Шрифт:
Интервал:
Закладка:
Введение термина «образ» позволяет довольно легко свернуть программу выхода из оппозиции Одного и Всего за счет традиционной философской машинерии, которая сама в эту оппозицию вписана: разумеется, провинция становится образом аутентичного именно потому, что последнее само может выступать образцом. В приведенной цитате Бадью и Кассен наиболее интересна функция «философии», которая должна выкручиваться, – не совсем ясно, какая именно философия, и почему она судя по всему не обращает внимания на Хайдеггера. Похоже, что это философия здесь и сейчас, возможно, философия самого Бадью, которой выкрутиться не слишком сложно именно потому, что ориентиры уже заданы: главное, нельзя ничего исключать. Философия может не справиться с поставленной задачей двояко: она может исключать в одном смысле (игнорировать факты) и исключать в другом (отлучать Хайдеггера от сообщества философов). Но несложно заметить, что «включение», которое требует определенного многообразия включаемого, само осуществляется тем методом, который у Хайдеггера вызвал бы вопросы: действительно, если его философия – это его автопортрет, то написан он метафизическими (платоническими, но не только) красками и по метафизическим лекалам. Соответственно, в оппозиции апологетов и хулителей, которые делят между собой Одно и Все, Бадью и Кассен все же занимают позицию, а именно позицию апологетов, которые способны спасти Хайдеггера за счет того, что его спасет философия – хотя, возможно, не его собственная, а философия вообще. Это, конечно, оставляет за скобками всю проблематичность выражения «философия Хайдеггера», под которым он, как известно, не мог безоговорочно подписаться. Проект Хайдеггера – неотличимый от портрета – оказывается неожиданно «отложен», отсрочен и дистанцирован от него самого, поскольку этот портрет – по крайней мере в симпатизирующем ему свете, то есть освещении – изображает его в качестве еще одного «великого философа», и только. Это, возможно, было бы похвалой любому другому, но все же вряд ли Хайдеггеру, поскольку эта отложенная (и в то же время созданная им самим, насколько он контролировал публикацию своих не-произведений) философия в значительных чертах совпадает с тем, что должно было подвергнуться деструкции.

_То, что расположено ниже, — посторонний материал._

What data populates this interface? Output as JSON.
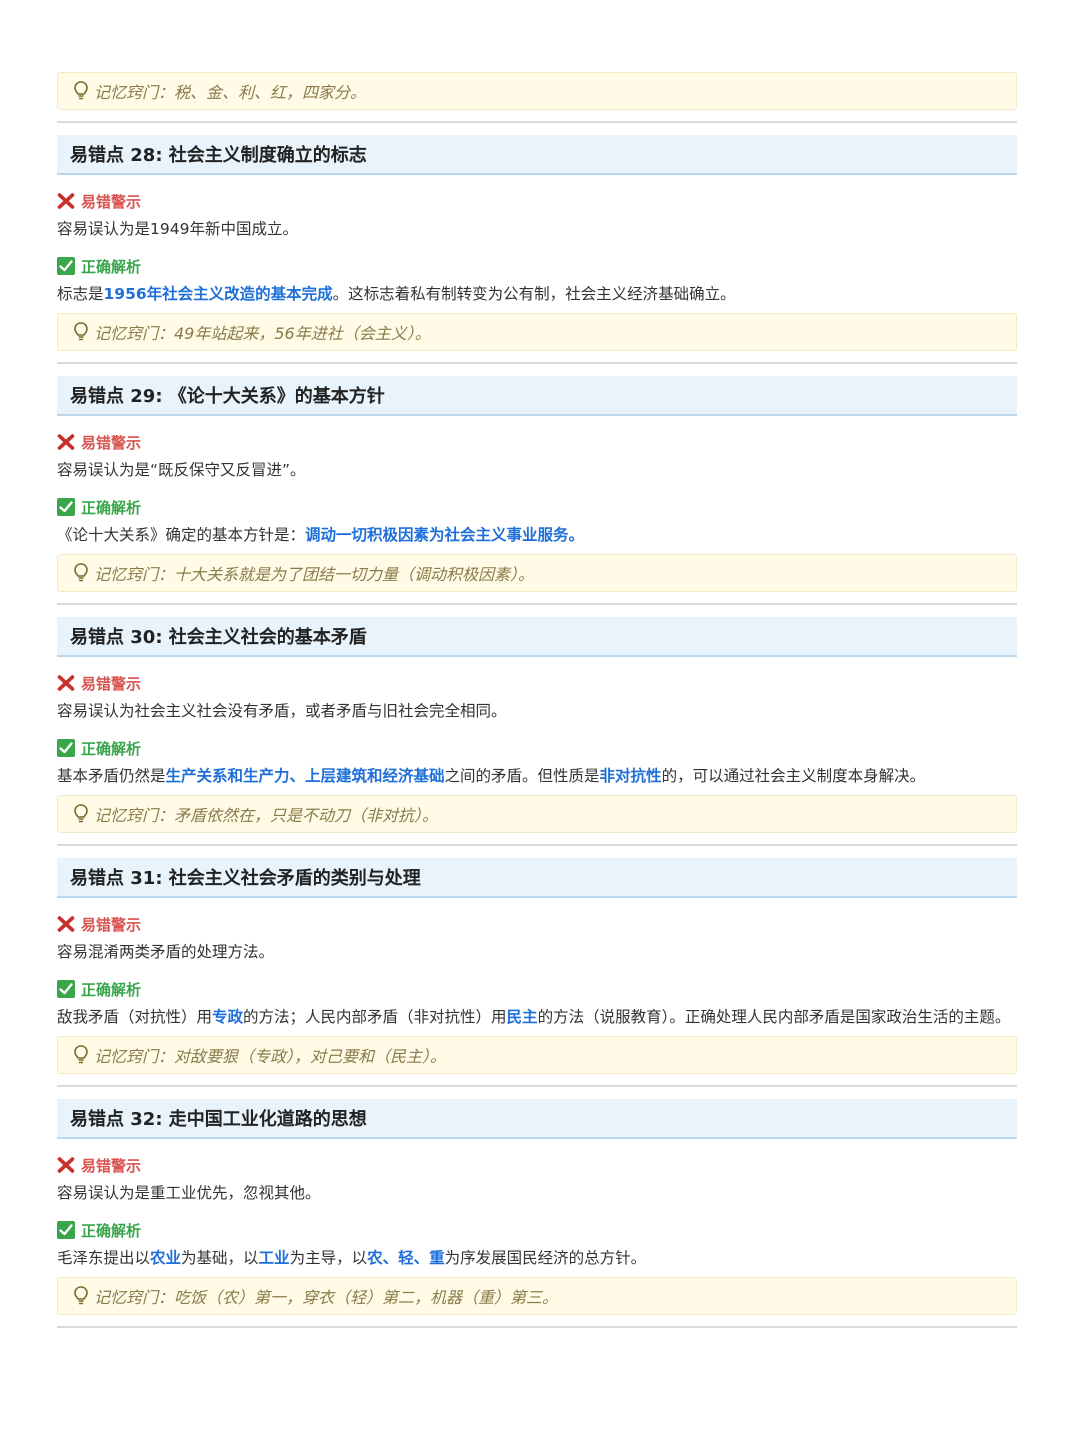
{
  "tips": {
    "t27": "记忆窍门：税、金、利、红，四家分。",
    "t28": "记忆窍门：49年站起来，56年进社（会主义）。",
    "t29": "记忆窍门：十大关系就是为了团结一切力量（调动积极因素）。",
    "t30": "记忆窍门：矛盾依然在，只是不动刀（非对抗）。",
    "t31": "记忆窍门：对敌要狠（专政），对己要和（民主）。",
    "t32": "记忆窍门：吃饭（农）第一，穿衣（轻）第二，机器（重）第三。"
  },
  "labels": {
    "wrong": "易错警示",
    "right": "正确解析"
  },
  "sections": [
    {
      "title": "易错点 28: 社会主义制度确立的标志",
      "wrong": "容易误认为是1949年新中国成立。",
      "right": [
        "标志是",
        "1956年社会主义改造的基本完成",
        "。这标志着私有制转变为公有制，社会主义经济基础确立。"
      ]
    },
    {
      "title": "易错点 29: 《论十大关系》的基本方针",
      "wrong": "容易误认为是“既反保守又反冒进”。",
      "right": [
        "《论十大关系》确定的基本方针是：",
        "调动一切积极因素为社会主义事业服务。"
      ]
    },
    {
      "title": "易错点 30: 社会主义社会的基本矛盾",
      "wrong": "容易误认为社会主义社会没有矛盾，或者矛盾与旧社会完全相同。",
      "right": [
        "基本矛盾仍然是",
        "生产关系和生产力、上层建筑和经济基础",
        "之间的矛盾。但性质是",
        "非对抗性",
        "的，可以通过社会主义制度本身解决。"
      ]
    },
    {
      "title": "易错点 31: 社会主义社会矛盾的类别与处理",
      "wrong": "容易混淆两类矛盾的处理方法。",
      "right": [
        "敌我矛盾（对抗性）用",
        "专政",
        "的方法；人民内部矛盾（非对抗性）用",
        "民主",
        "的方法（说服教育）。正确处理人民内部矛盾是国家政治生活的主题。"
      ]
    },
    {
      "title": "易错点 32: 走中国工业化道路的思想",
      "wrong": "容易误认为是重工业优先，忽视其他。",
      "right": [
        "毛泽东提出以",
        "农业",
        "为基础，以",
        "工业",
        "为主导，以",
        "农、轻、重",
        "为序发展国民经济的总方针。"
      ]
    }
  ],
  "colors": {
    "highlight": "#1e6fd9",
    "wrong": "#d9534f",
    "right": "#3aa64b",
    "tip_bg": "#fffbe6",
    "head_bg": "#e8f3fb"
  },
  "icons": {
    "tip": "lightbulb-icon",
    "wrong": "cross-icon",
    "right": "checkbox-check-icon"
  }
}
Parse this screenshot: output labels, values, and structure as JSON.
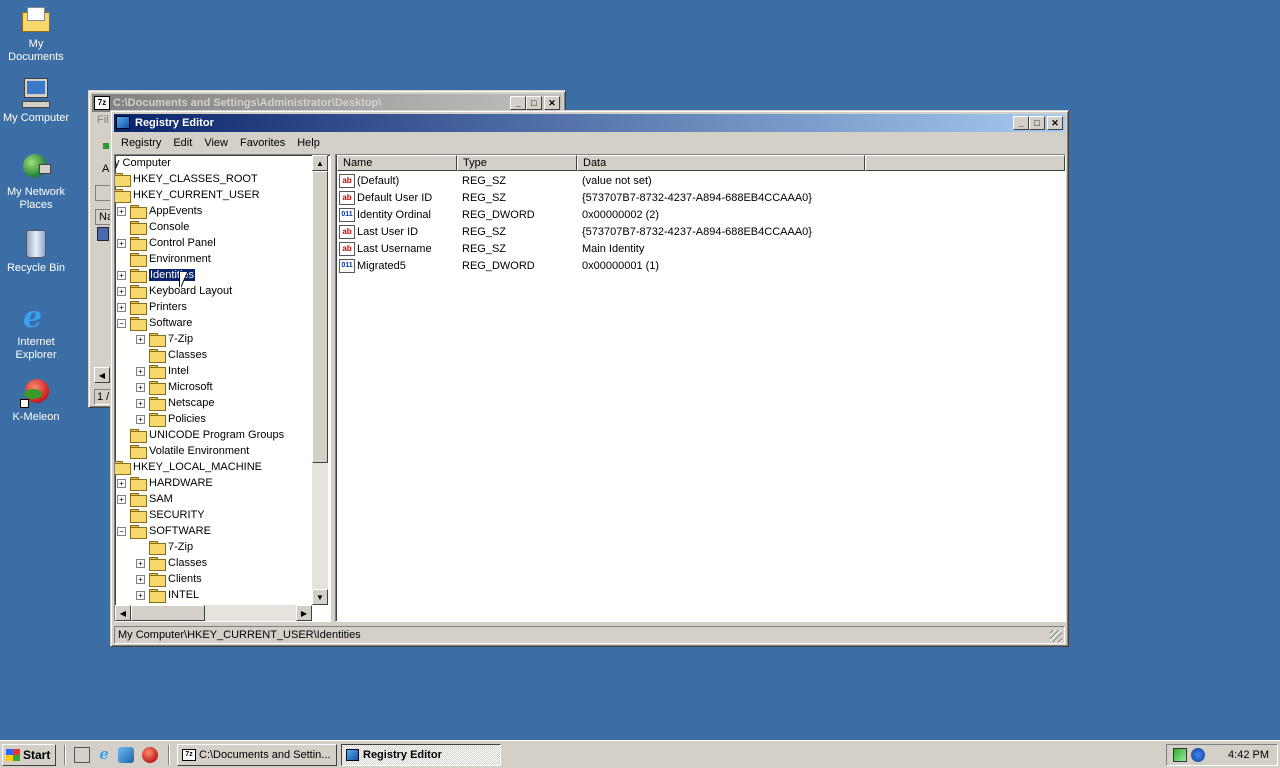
{
  "desktop": {
    "icons": [
      {
        "label": "My Documents"
      },
      {
        "label": "My Computer"
      },
      {
        "label": "My Network Places"
      },
      {
        "label": "Recycle Bin"
      },
      {
        "label": "Internet Explorer"
      },
      {
        "label": "K-Meleon"
      }
    ]
  },
  "bg_window": {
    "title": "C:\\Documents and Settings\\Administrator\\Desktop\\",
    "icon_text": "7z",
    "frag_menu": "Fil",
    "frag_a": "A",
    "frag_na": "Na",
    "frag_status": "1 /"
  },
  "regedit": {
    "title": "Registry Editor",
    "menu": [
      "Registry",
      "Edit",
      "View",
      "Favorites",
      "Help"
    ],
    "tree": [
      {
        "label": "y Computer",
        "level": 0,
        "exp": ""
      },
      {
        "label": "HKEY_CLASSES_ROOT",
        "level": 0,
        "exp": "+"
      },
      {
        "label": "HKEY_CURRENT_USER",
        "level": 0,
        "exp": "-"
      },
      {
        "label": "AppEvents",
        "level": 1,
        "exp": "+"
      },
      {
        "label": "Console",
        "level": 1,
        "exp": ""
      },
      {
        "label": "Control Panel",
        "level": 1,
        "exp": "+"
      },
      {
        "label": "Environment",
        "level": 1,
        "exp": ""
      },
      {
        "label": "Identities",
        "level": 1,
        "exp": "+",
        "selected": true
      },
      {
        "label": "Keyboard Layout",
        "level": 1,
        "exp": "+"
      },
      {
        "label": "Printers",
        "level": 1,
        "exp": "+"
      },
      {
        "label": "Software",
        "level": 1,
        "exp": "-"
      },
      {
        "label": "7-Zip",
        "level": 2,
        "exp": "+"
      },
      {
        "label": "Classes",
        "level": 2,
        "exp": ""
      },
      {
        "label": "Intel",
        "level": 2,
        "exp": "+"
      },
      {
        "label": "Microsoft",
        "level": 2,
        "exp": "+"
      },
      {
        "label": "Netscape",
        "level": 2,
        "exp": "+"
      },
      {
        "label": "Policies",
        "level": 2,
        "exp": "+"
      },
      {
        "label": "UNICODE Program Groups",
        "level": 1,
        "exp": ""
      },
      {
        "label": "Volatile Environment",
        "level": 1,
        "exp": ""
      },
      {
        "label": "HKEY_LOCAL_MACHINE",
        "level": 0,
        "exp": "-"
      },
      {
        "label": "HARDWARE",
        "level": 1,
        "exp": "+"
      },
      {
        "label": "SAM",
        "level": 1,
        "exp": "+"
      },
      {
        "label": "SECURITY",
        "level": 1,
        "exp": ""
      },
      {
        "label": "SOFTWARE",
        "level": 1,
        "exp": "-"
      },
      {
        "label": "7-Zip",
        "level": 2,
        "exp": ""
      },
      {
        "label": "Classes",
        "level": 2,
        "exp": "+"
      },
      {
        "label": "Clients",
        "level": 2,
        "exp": "+"
      },
      {
        "label": "INTEL",
        "level": 2,
        "exp": "+"
      }
    ],
    "columns": [
      "Name",
      "Type",
      "Data"
    ],
    "values": [
      {
        "name": "(Default)",
        "type": "REG_SZ",
        "data": "(value not set)",
        "icon": "ab"
      },
      {
        "name": "Default User ID",
        "type": "REG_SZ",
        "data": "{573707B7-8732-4237-A894-688EB4CCAAA0}",
        "icon": "ab"
      },
      {
        "name": "Identity Ordinal",
        "type": "REG_DWORD",
        "data": "0x00000002 (2)",
        "icon": "dw"
      },
      {
        "name": "Last User ID",
        "type": "REG_SZ",
        "data": "{573707B7-8732-4237-A894-688EB4CCAAA0}",
        "icon": "ab"
      },
      {
        "name": "Last Username",
        "type": "REG_SZ",
        "data": "Main Identity",
        "icon": "ab"
      },
      {
        "name": "Migrated5",
        "type": "REG_DWORD",
        "data": "0x00000001 (1)",
        "icon": "dw"
      }
    ],
    "status": "My Computer\\HKEY_CURRENT_USER\\Identities"
  },
  "taskbar": {
    "start": "Start",
    "tasks": [
      {
        "label": "C:\\Documents and Settin...",
        "active": false
      },
      {
        "label": "Registry Editor",
        "active": true
      }
    ],
    "clock": "4:42 PM"
  },
  "colors": {
    "desktop": "#3a6ea5",
    "title_active": "#0a246a",
    "face": "#d4d0c8"
  }
}
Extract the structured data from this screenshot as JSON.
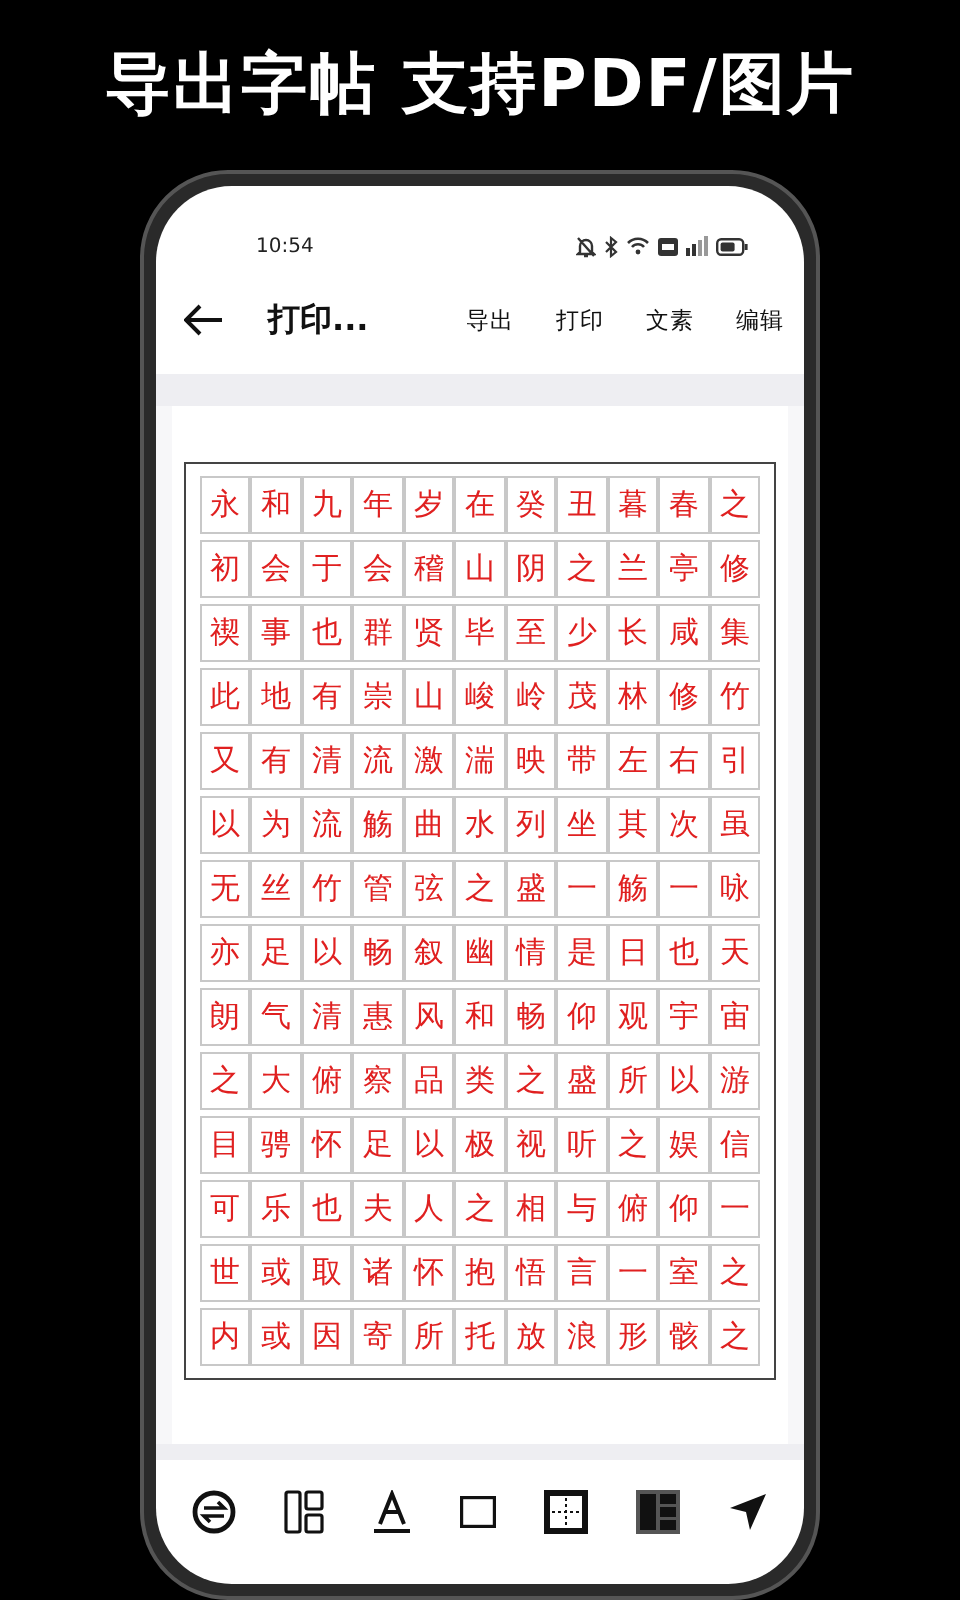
{
  "headline": "导出字帖 支持PDF/图片",
  "status_bar": {
    "time": "10:54"
  },
  "toolbar": {
    "title": "打印...",
    "actions": [
      "导出",
      "打印",
      "文素",
      "编辑"
    ]
  },
  "sheet": {
    "rows": [
      "永和九年岁在癸丑暮春之",
      "初会于会稽山阴之兰亭修",
      "禊事也群贤毕至少长咸集",
      "此地有崇山峻岭茂林修竹",
      "又有清流激湍映带左右引",
      "以为流觞曲水列坐其次虽",
      "无丝竹管弦之盛一觞一咏",
      "亦足以畅叙幽情是日也天",
      "朗气清惠风和畅仰观宇宙",
      "之大俯察品类之盛所以游",
      "目骋怀足以极视听之娱信",
      "可乐也夫人之相与俯仰一",
      "世或取诸怀抱悟言一室之",
      "内或因寄所托放浪形骸之"
    ]
  },
  "bottom_tools": [
    {
      "kind": "swap"
    },
    {
      "kind": "paper"
    },
    {
      "kind": "text_color"
    },
    {
      "kind": "cell_color"
    },
    {
      "kind": "grid_type"
    },
    {
      "kind": "layout"
    },
    {
      "kind": "send"
    }
  ]
}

Устанавливаемая Бадью и Кассен аналогия в автопортретировании Хайдеггера на деле составляет не столько решение, сколько проблему, причем именно с нее начинает, в частности, Бурдье[77], когда говорит о том, что мы имеем дело с процедурами цензурирования и перевода, которые позволяют говорить о знакомом содержании, подразумевать его в том виде, в каком оно циркулирует на более буквальных и неотфильтрованных уровнях дискурса, и в то же время стирать его, сублимировать. То есть Хайдеггер пользуется и тем, и другим, обеими возможностями, что и является главным моментом цензурированного производства, например в варианте «Третьего пути»: тот, кто, подобно Хайдеггеру, пользуется таким приемом, получает возможность играть в двух регистрах сразу, извлекая пользу не только из них как таковых, но и из их корреляции, резонанса. Остаются без внимания, однако, моменты, которые, собственно, и определяют проблематичность такого хода – явного или неявного – или даже «поведения» Хайдеггера, заданного на множестве альтернатив, которые он вроде бы мог выбрать, но почему-то не выбрал, предпочтя более двусмысленную игру (которую, конечно, можно спасти, но не до конца, как показала публикация «Черных тетрадей»). Эту проблематичность можно свести к вопросу о статусе аналогии и фигуры у Хайдеггера, рассмотрев этот вопрос с двух сторон одновременно – необходимости самого этого (биографического, но не только) пространства аналогизирования и деструкции аналогии у Хайдеггера.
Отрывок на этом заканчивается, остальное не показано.